October 4, 2022

Consumers ask a basic question – “how much will this cost?” – for most purchases they make. But for health care, which accounts for nearly $4 trillion in spendingit’s a question that’s almost impossible to answer.

For decades, consumers have navigated the full spectrum of cost and quality initiatives – from the managed care push in the 1990s to the introduction of star measures and online cost calculators – all designed to direct patients to the providers who provided care at the lowest cost. Yet, notably absent from all of these efforts was true transparency around the actual prices for consumers’ medical services.

This black box around health care pricing has become so pervasive that even the most savvy health care consumers are still surprised by unexpected bills or charges. While policymakers have addressed the worst medical surprises – unexpected and exorbitant out-of-network charges – through passage of the No Surprises Act, consumers still bear the extraordinary expense of our opaque health system.

Benefit design, for better or for worse, contributes to fair share to consumers’ confusion. The fact that at any given time, a patient has to reconcile their deductible, coinsurance, out-of-pocket maximums and the myriad of different charges between primary and specialty care as well as hospital visits to gauge what the final bill might be only adds to the reluctance around smart shopping in the first place.
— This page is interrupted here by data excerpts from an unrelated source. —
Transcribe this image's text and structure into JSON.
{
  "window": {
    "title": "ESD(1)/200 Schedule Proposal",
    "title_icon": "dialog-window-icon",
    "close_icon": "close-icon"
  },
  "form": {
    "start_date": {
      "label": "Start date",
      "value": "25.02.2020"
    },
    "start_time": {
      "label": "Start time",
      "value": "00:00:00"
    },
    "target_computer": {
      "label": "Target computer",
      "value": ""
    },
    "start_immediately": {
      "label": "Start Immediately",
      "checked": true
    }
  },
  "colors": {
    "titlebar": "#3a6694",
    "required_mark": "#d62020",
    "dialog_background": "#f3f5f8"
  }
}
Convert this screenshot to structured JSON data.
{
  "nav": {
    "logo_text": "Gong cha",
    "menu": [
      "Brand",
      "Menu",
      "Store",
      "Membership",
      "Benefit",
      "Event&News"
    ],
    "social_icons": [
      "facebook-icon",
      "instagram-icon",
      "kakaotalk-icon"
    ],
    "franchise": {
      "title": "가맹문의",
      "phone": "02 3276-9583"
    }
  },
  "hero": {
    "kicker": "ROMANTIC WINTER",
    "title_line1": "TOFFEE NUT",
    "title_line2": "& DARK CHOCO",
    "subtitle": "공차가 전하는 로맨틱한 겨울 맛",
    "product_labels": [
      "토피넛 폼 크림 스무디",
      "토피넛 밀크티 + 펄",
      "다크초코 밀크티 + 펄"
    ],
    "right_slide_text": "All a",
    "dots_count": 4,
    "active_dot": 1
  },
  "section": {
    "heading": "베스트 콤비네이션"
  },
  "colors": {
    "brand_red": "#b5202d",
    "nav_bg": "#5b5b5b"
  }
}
High deductible policies transfer more of this unknown cost burden to consumers.

A trifecta of transparency provisions, including new disclosures mandated by the Hospital Transparency Rulethe Health Plan Price Transparency Ruleand No Surprises Act, have the potential to mitigate the inherent frustration and confusion that comes from shopping for health care. But the system still isn’t oriented to serve patients’ best interests or their health, and these rules will not eliminate the surprise that consumers have every day in navigating bills after they receive care. That needs to change.
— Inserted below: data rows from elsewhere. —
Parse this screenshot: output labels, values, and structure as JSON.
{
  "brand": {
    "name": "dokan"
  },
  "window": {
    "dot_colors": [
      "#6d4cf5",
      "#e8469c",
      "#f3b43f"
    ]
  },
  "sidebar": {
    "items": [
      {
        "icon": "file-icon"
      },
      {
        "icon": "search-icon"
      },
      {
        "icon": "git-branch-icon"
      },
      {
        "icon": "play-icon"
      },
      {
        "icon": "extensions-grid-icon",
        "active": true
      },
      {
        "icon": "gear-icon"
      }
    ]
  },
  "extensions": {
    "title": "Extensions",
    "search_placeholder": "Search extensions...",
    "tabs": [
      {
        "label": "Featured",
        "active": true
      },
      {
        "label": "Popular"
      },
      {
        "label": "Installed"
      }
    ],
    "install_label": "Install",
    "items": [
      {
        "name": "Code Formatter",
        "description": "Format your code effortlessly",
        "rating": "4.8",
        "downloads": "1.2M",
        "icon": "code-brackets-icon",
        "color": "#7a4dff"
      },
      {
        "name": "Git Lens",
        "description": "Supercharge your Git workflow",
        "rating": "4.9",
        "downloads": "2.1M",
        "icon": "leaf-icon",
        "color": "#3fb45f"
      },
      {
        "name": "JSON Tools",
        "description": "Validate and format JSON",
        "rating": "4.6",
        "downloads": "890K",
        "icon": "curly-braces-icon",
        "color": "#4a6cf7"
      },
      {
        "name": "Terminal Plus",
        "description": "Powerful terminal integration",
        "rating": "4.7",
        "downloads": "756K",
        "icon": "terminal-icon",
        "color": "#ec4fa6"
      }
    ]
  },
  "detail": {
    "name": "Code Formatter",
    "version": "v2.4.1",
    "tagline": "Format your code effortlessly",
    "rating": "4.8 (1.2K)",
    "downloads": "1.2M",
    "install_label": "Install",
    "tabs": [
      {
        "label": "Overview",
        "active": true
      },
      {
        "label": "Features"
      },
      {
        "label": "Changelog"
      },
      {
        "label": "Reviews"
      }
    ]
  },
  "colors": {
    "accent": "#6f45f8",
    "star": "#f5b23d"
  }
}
Accountable Care & The New “Medical Home”

Accountable care providers may be well positioned to bridge the gap between patients’ care and their understanding about health care costs. Providers and health plans engaged in accountable care recognize that patient engagement requires a constant feedback loop, where care teams are well-versed on consumers’ health needs, but also their benefit design, and other factors influencing their decisions to seek health care.
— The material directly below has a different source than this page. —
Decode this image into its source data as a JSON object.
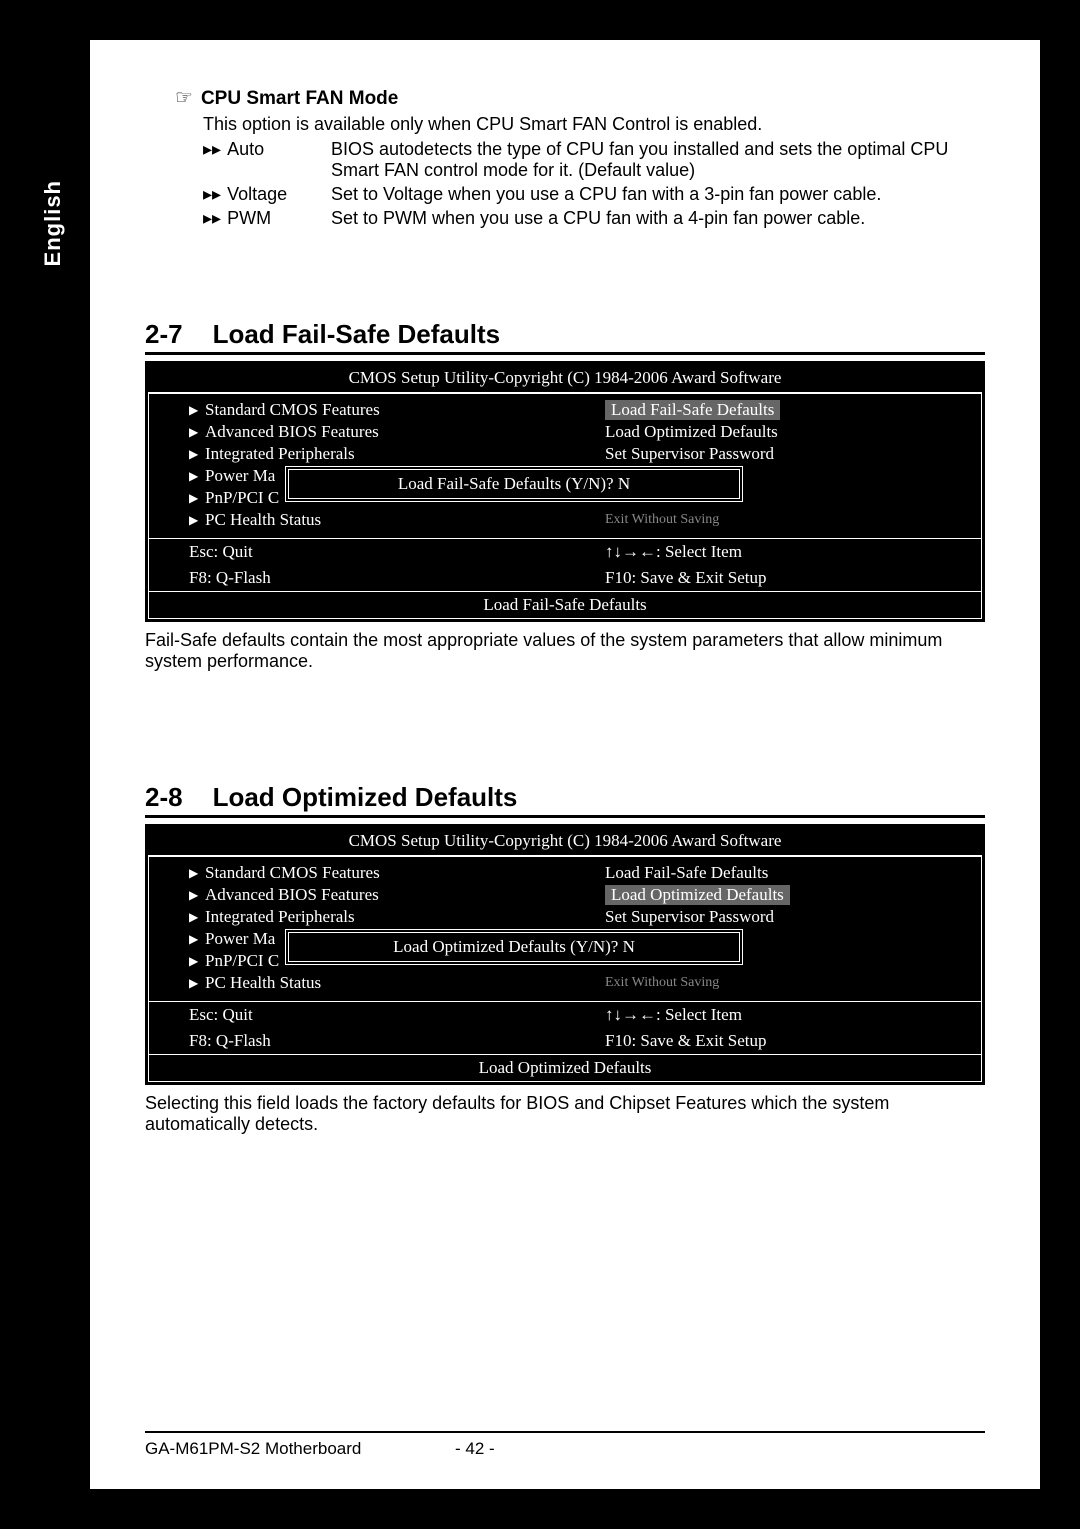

One way to think of this is as a “new medical home,” an expansion of the concept that has helped transform advanced primary care. This type of engagement should be at the core of any accountable care strategy and can serve as the foundation for more responsive and successful care navigation that can cut down on unfortunate medical surprises.

Several health care companies, like kaiser permanent, have fully embraced a digital and in-person support system that proactively and intuitively addresses the range of health and cost concerns that a patient might face. Care teams are able to speak to coverage and benefits alongside diagnoses and treatment plans so that a patient can get support in real-time and ultimately make the best choice about their care for her. Care teams also provide direct hand-offs on referrals and visits to specialists within respective networks with seamless prompts for patients to schedule their follow-up appointments, all with one click. In most cases, the estimated or actual cost of the appointment is noted at the time of scheduling.

Other approaches to transparency focus on getting better information to the consumer prior to selecting care or treatment. Morgan Health’s portfolio company Castlight Health serves as a digital navigation platform that includes Care Guides and integrates into a medical benefit to ensure that consumers have real-time support on costs and treatment options prior to initiating a medical service. By offering personalized communications with employees via text, email, phone, and chat, they are less surprised by proactively connecting patients with the care they need with a line of sight on the costs.

All patients deserve this level of support and transparency. As Morgan Health’s investment team looks to improve the health care experience more than 150 million Americans with employer-sponsored insurance, we are helping to advance and scale new approaches to accountable care and care navigation so that patients don’t feel stuck, lost or ignored – no matter where they are in the system.

Morgan Health also recognizes that there are significant challenges to overcome before accountable care can realize this fundamental goal for employees and employers. As a basic starting point, streamlining benefit design with simplified copays and coinsurance would demystify insurance confusion for consumers. At the same time, primary care providers would need access to real-time, accurate and usable pricing data that could be seamlessly translated and integrated into electronic health records. The continued delays and lack of progress in delivering meaningful and actionable pricing data will continue to leave patients, employees and employers in the dark.

Greater accountability and transparency will help with the systemwide transformation needed to improve the quality, affordability and equity of care for millions of Americans – only if we demand it.